What happens when this little boy asks how he got his name? I can just imagine how that conversation might go:
Little Boy: Mom, how did you and Daddy decide on my name?
Samantha: Well, it was a name that the linguistics expert and
poet both said would be strong and the focus group really
responded well to it.
How touching! Am I crying yet?
I’m all for traditions when it comes to naming a baby. In Jewish families, babies are often named after relatives who have passed on, and then they only use the first initial of the deceased relative. So if Uncle Richard has passed on, a grandson might be named Reed in his honor. Italian families (like mine) name after both living and deceased relatives. It is considered a great honor to have a child (especially a grandchild) named for you.

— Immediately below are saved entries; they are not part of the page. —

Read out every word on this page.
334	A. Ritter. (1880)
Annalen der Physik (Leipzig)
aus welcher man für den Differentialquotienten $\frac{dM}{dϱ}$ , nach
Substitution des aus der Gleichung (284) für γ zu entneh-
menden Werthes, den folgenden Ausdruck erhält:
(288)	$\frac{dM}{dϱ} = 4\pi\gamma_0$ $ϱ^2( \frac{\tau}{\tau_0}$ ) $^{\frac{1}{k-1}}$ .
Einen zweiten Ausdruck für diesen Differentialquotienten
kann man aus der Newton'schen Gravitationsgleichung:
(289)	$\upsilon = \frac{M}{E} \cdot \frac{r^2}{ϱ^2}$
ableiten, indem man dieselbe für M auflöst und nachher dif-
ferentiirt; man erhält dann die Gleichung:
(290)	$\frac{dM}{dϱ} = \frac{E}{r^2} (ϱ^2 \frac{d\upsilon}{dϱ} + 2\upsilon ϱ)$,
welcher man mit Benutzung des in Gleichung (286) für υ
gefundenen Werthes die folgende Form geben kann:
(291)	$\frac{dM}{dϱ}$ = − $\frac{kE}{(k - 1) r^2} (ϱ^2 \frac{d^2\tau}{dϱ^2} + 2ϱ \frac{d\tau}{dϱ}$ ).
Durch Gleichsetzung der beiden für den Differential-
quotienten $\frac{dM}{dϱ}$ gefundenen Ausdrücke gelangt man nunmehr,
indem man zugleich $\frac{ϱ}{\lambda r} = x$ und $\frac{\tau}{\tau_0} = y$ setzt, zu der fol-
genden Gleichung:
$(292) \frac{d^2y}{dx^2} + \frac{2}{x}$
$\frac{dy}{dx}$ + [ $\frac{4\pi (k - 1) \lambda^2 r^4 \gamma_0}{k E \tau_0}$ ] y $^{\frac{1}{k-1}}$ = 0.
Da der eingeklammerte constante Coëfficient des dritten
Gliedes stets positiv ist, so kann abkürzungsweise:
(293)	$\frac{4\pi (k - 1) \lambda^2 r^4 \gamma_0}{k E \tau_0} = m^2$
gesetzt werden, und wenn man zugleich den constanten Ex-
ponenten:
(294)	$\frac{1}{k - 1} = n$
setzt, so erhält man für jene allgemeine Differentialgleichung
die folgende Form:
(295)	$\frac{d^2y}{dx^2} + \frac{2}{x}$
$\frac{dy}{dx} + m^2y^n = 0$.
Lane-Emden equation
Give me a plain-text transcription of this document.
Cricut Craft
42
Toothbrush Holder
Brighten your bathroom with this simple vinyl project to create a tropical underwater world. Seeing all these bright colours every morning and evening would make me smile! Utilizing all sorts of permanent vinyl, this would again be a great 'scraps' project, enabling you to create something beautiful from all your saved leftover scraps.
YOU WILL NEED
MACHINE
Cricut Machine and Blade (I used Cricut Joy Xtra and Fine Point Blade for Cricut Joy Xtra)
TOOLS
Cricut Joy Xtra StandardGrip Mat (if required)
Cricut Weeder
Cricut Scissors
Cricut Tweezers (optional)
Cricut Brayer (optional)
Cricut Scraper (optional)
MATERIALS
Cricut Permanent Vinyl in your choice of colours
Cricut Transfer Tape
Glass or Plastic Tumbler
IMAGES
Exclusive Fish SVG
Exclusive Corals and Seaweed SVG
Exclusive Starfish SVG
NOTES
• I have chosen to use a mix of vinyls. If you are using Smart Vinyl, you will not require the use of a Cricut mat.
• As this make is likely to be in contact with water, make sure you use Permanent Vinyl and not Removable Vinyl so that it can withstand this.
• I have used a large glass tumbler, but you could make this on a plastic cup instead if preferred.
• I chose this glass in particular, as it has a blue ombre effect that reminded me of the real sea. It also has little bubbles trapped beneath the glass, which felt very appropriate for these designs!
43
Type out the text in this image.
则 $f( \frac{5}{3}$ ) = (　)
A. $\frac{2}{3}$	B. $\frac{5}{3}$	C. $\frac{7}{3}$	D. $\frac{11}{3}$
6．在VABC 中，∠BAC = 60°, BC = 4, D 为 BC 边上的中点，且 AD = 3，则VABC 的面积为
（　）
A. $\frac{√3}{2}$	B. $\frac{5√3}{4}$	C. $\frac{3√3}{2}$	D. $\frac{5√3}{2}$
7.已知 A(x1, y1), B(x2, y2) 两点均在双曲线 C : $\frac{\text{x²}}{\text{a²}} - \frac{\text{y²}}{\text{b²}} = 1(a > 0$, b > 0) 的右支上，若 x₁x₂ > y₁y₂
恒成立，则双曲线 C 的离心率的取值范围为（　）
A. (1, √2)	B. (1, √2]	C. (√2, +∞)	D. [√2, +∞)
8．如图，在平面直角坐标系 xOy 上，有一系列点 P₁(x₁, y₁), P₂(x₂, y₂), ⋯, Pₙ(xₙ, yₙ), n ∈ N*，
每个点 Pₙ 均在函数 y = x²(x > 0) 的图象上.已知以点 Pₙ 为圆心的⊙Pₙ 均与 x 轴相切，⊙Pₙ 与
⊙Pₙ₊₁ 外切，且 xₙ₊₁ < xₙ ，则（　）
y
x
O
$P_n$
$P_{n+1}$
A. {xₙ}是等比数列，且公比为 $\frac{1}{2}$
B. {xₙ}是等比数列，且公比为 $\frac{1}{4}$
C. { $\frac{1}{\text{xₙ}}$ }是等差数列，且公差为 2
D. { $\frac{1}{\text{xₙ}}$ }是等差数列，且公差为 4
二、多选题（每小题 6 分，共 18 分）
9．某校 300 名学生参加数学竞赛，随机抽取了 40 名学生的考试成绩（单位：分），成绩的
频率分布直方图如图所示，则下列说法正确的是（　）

Coming up with a name for my little girl was one of the many joys associated with my last pregnancy. My two older girls were old enough to participate in the process. So the only “think tank” and focus group I employed were my children and husband. Ultimately my daughter was named after my paternal grandmother, who is no longer with us. The pride that I saw in my father’s eyes when we announced that his newest granddaughter would bear his mother’s name was priceless.
Ultimately Samantha and Mitch named their son Bowen. It’s interesting to note that this name was one that they themselves came up with (not from the “think tank” and focus group) and that most everyone in the “think tank” and everyone in the focus group DISLIKED it. Which begs the question, why did they even bother to go through the process (and waste the maternity concierge’s time) if they were going to go with their own idea anyway???
And if they really wanted to “brand” their baby, why not go with an established name with a solid history: Target and Fendi come to mind. At least with a name like that they might be able to wangle some money for corporate sponsorship.